La inmunodeficiencia felina es una enfermedad difícil de detectar por los cuidadores, de curso largo y síntomas muy leves. Va mermando la calidad y esperanza de vida de nuestros gatos, pasando desapercibida si no realizamos un control veterinario eficaz. Aprende un poco más sobre esta silenciosa patología.

El virus de la inmunodeficiencia felina (FIV), comúnmente conocido como el «SIDA felino», tiene baja capacidad de resistencia en el ambiente siendo sensible a la mayoría de desinfectantes habituales al no disponer de cápsula que lo proteja y, necesitando de un contacto estrecho entre gatos para poder contagiarse. Las formas de transmisión principales son a través de la saliva y de la sangre (peleas callejeras y ritual de monta) y, la infección por parte de la madre a los gatitos durante la gestación (en el útero) o durante la lactación (leche).

Se ha demostrado que la transmisión de la inmunodeficiencia de madre a crías durante la gestación no afecta a la totalidad de la camada, solo una parte se infectará, dependiendo de la carga viral y de la forma:

  • Aguda: FIV positivo hasta un 70% de los gatitos.
  • Crónica: probabilidad FIV positivo casi nula.

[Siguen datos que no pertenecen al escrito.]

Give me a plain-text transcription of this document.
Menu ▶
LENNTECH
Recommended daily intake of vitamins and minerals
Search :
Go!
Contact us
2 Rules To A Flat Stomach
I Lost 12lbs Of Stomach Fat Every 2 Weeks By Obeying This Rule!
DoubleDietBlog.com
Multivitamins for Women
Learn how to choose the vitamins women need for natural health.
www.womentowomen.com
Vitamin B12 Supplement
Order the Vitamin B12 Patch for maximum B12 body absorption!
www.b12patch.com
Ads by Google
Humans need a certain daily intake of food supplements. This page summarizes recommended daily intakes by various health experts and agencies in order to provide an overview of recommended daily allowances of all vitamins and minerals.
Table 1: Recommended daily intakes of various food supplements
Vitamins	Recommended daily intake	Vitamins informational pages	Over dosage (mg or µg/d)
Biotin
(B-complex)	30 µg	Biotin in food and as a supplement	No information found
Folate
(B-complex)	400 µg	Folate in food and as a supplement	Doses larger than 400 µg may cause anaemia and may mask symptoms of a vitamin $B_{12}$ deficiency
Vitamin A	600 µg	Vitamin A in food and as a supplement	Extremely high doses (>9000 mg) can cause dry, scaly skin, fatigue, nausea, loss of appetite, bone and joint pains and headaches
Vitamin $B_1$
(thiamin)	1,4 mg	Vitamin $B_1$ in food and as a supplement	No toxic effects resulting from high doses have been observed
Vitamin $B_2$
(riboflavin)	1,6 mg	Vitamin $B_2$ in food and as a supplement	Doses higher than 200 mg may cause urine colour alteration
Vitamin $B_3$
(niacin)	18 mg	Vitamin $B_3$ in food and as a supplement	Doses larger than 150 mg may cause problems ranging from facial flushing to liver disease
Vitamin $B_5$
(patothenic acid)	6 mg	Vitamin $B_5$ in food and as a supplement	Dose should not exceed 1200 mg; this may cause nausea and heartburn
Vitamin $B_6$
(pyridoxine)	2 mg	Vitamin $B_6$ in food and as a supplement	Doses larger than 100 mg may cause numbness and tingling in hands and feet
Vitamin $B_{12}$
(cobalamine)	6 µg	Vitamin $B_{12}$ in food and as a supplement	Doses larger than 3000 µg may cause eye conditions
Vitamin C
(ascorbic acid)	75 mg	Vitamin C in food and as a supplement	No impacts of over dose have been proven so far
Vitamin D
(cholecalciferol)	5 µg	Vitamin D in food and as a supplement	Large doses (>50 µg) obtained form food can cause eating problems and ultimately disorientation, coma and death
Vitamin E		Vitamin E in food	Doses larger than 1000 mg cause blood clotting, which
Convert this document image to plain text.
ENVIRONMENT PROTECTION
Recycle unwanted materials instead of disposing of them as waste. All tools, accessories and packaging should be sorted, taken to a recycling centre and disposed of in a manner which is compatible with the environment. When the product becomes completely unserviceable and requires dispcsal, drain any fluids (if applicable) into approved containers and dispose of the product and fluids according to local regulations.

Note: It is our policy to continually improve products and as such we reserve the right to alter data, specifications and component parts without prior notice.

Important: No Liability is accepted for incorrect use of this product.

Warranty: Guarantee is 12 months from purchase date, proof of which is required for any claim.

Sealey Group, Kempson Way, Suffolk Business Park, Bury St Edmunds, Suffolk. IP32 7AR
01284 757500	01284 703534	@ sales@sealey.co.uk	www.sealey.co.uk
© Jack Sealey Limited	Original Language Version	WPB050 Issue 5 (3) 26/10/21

Este virus afecta a los glóbulos blancos, las células de defensa, destruyéndolos e impidiendo que se produzcan. Existen 4 fases durante la enfermedad:

  • Fase de viremia: síntomas clínicos que el cuidador no detecta. El gato desarrolla anticuerpos pero esta respuesta no es suficiente para eliminar el virus.
  • Fase asintomática o subclínica: se produce un debilitamiento progresivo y alteración del sistema inmune, puede durar meses, años o incluso toda la vida. Aparentemente sanos. Hay casos descritos en los que gatos positivos a esta enfermedad han vivido tanto como gatos negativos. El sida felino no tiene un periodo de latencia real (como sí existe en la leucemia) debido a que la infección viral progresa poco a poco, aunque el gato sea asintomático.
  • Fase de síntomas leves.
  • Fase de síndrome de inmunodeficiencia adquirida (SIDA): la destrucción de los linfocitos es lo que provoca la inmunodeficiencia. Estos gatos fallecen al perder una gran cantidad de peso y sufrir un gran deterioro físico, por las frecuentes infecciones oportunistas, al desarrollar neoplasias (mayor predisposición a desarrollar linfomas), etc.

Es importante saber que estos felinos son infectantes para otros gatos durante toda su vida y, que la edad media a la que se suele desarrollar el síndrome de inmunodeficiencia adquirida es a los 4-6 años. Sin embargo, un gato positivo a inmunodeficiencia felina puede tener la misma esperanza de vida que un gato negativo, todo dependerá de su sistema inmune, de si existen enfermedades asociadas y los cuidados que reciba.

Actualmente no existe tratamiento que cure la enfermedad, sólo cuidados paliativos y controlar las complicaciones asociadas; además de no existir una vacuna eficaz. Por tanto, es esencial realizar protocolos de detección por parte de nuestra veterinaria y, de esta forma, estar seguros de que no introducimos un gato infectado en una comunidad negativa y poder mejorar la calidad y esperanza de vida de nuestros gatitos.